その人、その存在を、心の中でむりくりに’存在するべき存在だ’と決めつけるのです。微々たる良いところを拾ってスゴイと言い聞かせるのです。と同時にあなたがその人に対して抱く否定的な感情を叩きのめすのです。否定的な感情がある人のことを、心の中で徹底的に本音でホメゴロし、皮肉を入れずにねじ伏せるように、叩き潰すかのように肯定する。

 

するとその人に否定されても、否定し続ける気持ちに縛られず、その人のいいところを吸収することができるかもしれません。問題なのは、あなたが誰かに否定されても、嫌悪感や憎悪など、誰かを否定的に捉える心に縛られないようにするということです。もちろん、できないことの方が多い。でも、否定されたときの負の感情や、否定する心に注ぎ込まれるエネルギーは、誰かを肯定するための学びや力に転換された方が為になると私は考えます。自分が誰かに肯定されたいがための言動や動機はもうやめて、次は誰かを肯定するために、命を懸ける生き方を願います。

 

 

- 最後に -

生きていることは、なんだかよく分からないこと。何のために何をしているという理屈を超え、良くも悪くも苦汁を嘗めることがあります。難しく考えようが気楽に捉えようが、自分を変えようが環境を変えようが、生きる気力を失うときがあって当然の代物。

生きている意味の答え---。私は2つだと考えます。1つは自身の感性と培ってきた想いの赴くままに生きること。もう1つはどんな人のためにどんなことができるのかを考え行動すること。正しさは測れないゆえ、表裏であると考えるのが相応と考えます。思うように生きていたい気持ちを大切にしながら、理屈どおりにいかない自然のうねりに身を委ねることで、あなたなりの何かが見えるものだと私は信じています。自分本位に生きるのも、人の為にと生きるのも、容易ではない。どちらにも敗北を感じるときが必ず来る。そしてどちらかに没頭して余裕ができたとき、初めてどちらにでも生きれる。それは表裏一体となっているのではないかと気付かされます。

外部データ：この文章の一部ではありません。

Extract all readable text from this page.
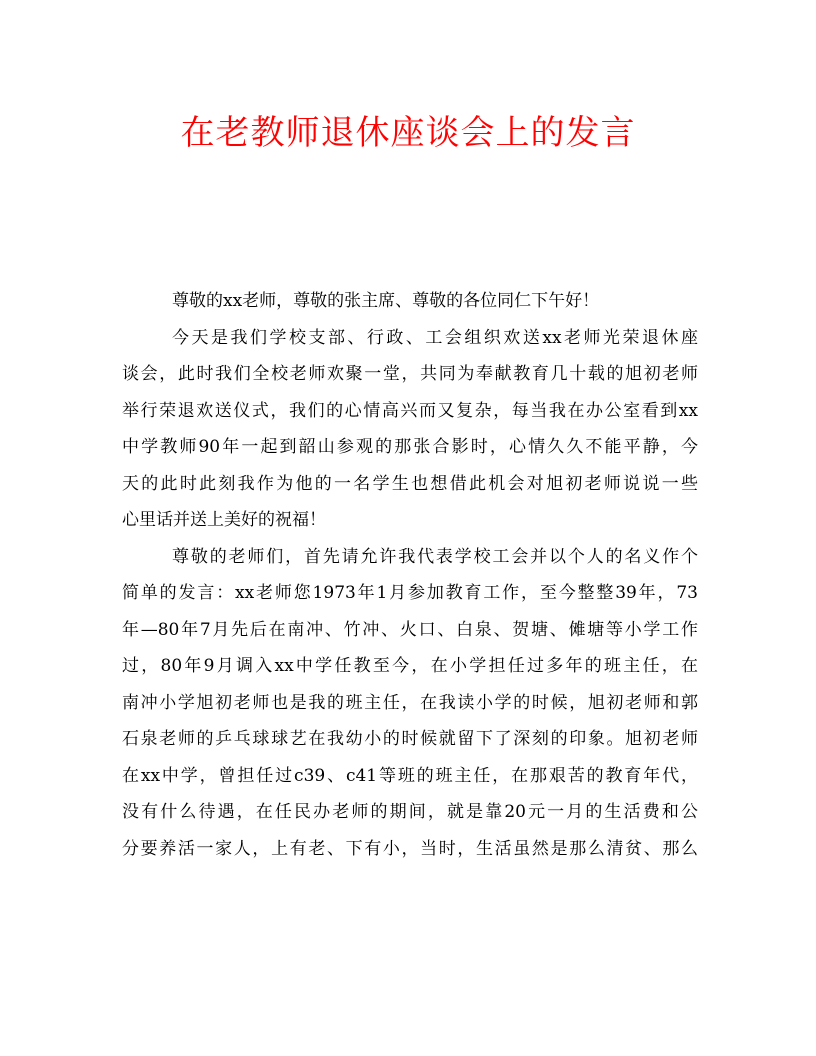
在老教师退休座谈会上的发言
尊敬的xx老师，尊敬的张主席、尊敬的各位同仁下午好！
今天是我们学校支部、行政、工会组织欢送xx老师光荣退休座
谈会，此时我们全校老师欢聚一堂，共同为奉献教育几十载的旭初老师
举行荣退欢送仪式，我们的心情高兴而又复杂，每当我在办公室看到xx
中学教师90年一起到韶山参观的那张合影时，心情久久不能平静，今
天的此时此刻我作为他的一名学生也想借此机会对旭初老师说说一些
心里话并送上美好的祝福！
尊敬的老师们，首先请允许我代表学校工会并以个人的名义作个
简单的发言：xx老师您1973年1月参加教育工作，至今整整39年，73
年—80年7月先后在南冲、竹冲、火口、白泉、贺塘、傩塘等小学工作
过，80年9月调入xx中学任教至今，在小学担任过多年的班主任，在
南冲小学旭初老师也是我的班主任，在我读小学的时候，旭初老师和郭
石泉老师的乒乓球球艺在我幼小的时候就留下了深刻的印象。旭初老师
在xx中学，曾担任过c39、c41等班的班主任，在那艰苦的教育年代，
没有什么待遇，在任民办老师的期间，就是靠20元一月的生活费和公
分要养活一家人，上有老、下有小，当时，生活虽然是那么清贫、那么
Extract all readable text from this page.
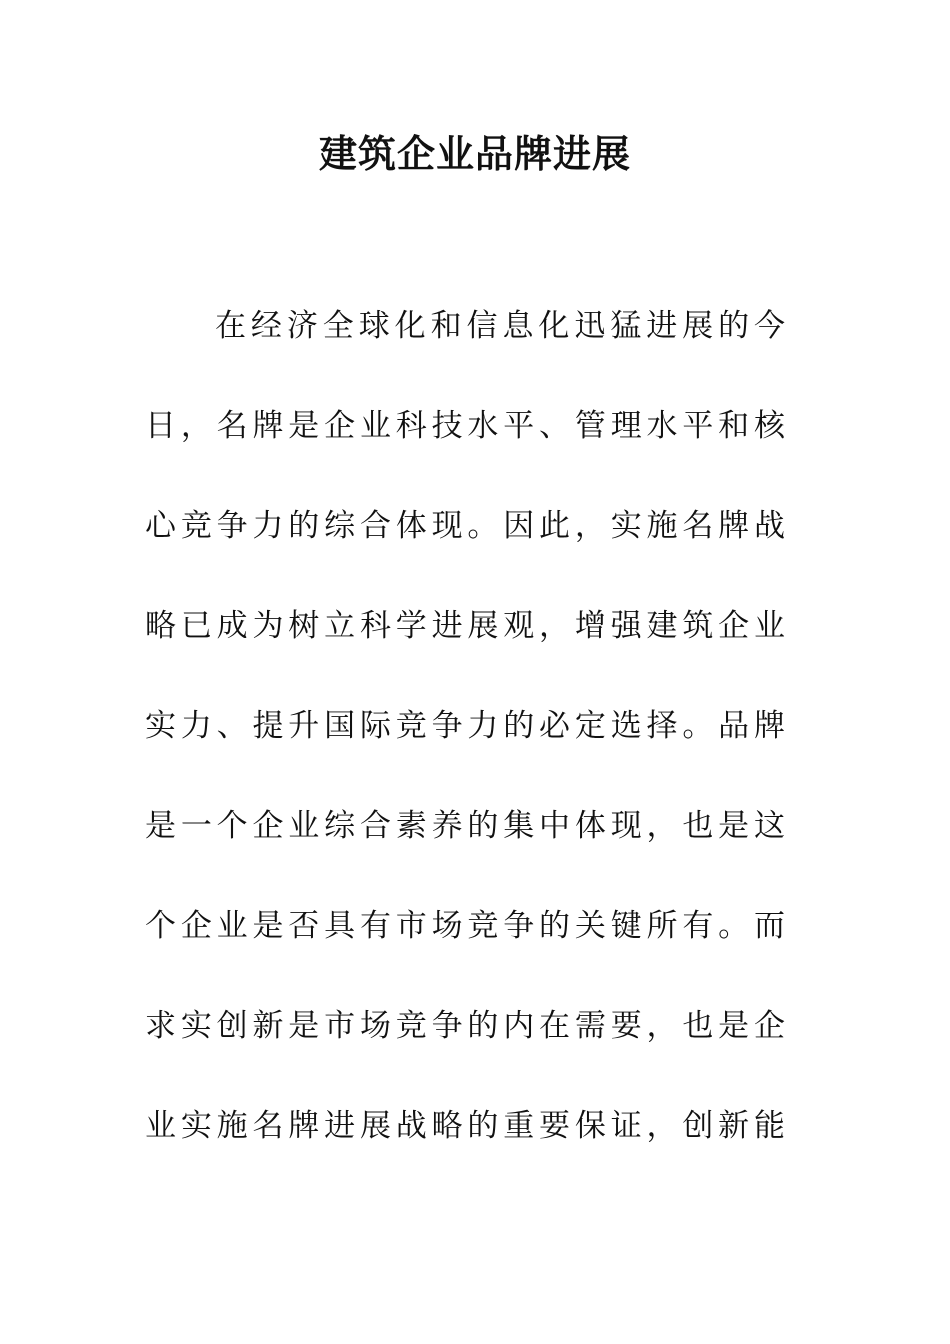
建筑企业品牌进展
在经济全球化和信息化迅猛进展的今
日，名牌是企业科技水平、管理水平和核
心竞争力的综合体现。因此，实施名牌战
略已成为树立科学进展观，增强建筑企业
实力、提升国际竞争力的必定选择。品牌
是一个企业综合素养的集中体现，也是这
个企业是否具有市场竞争的关键所有。而
求实创新是市场竞争的内在需要，也是企
业实施名牌进展战略的重要保证，创新能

生きている、存在しているということは、意味という理屈でまとめられるほど行儀のいいものでない。実に大掛かりであり、語り納められるものでないでしょう。生きている意味は、意味を越えた解りえないものだと分かったところで、さてどう生きるか。

    ---もしかしたら、意味が無いのを嬉しく思う生き方が1番いいのではないか。私はふっと、そう感じたりもしております。それが、生きている意味を問う心のゴールではないのかと。生きている意味を探求し続ける日々は、生きていく意味を製出し続ける日々へと続き、やがて意味が無いことへの魅力に心が惹きつけられる。答えは育まれるものならば、今日付の私なりの答えはこれかなと思っております。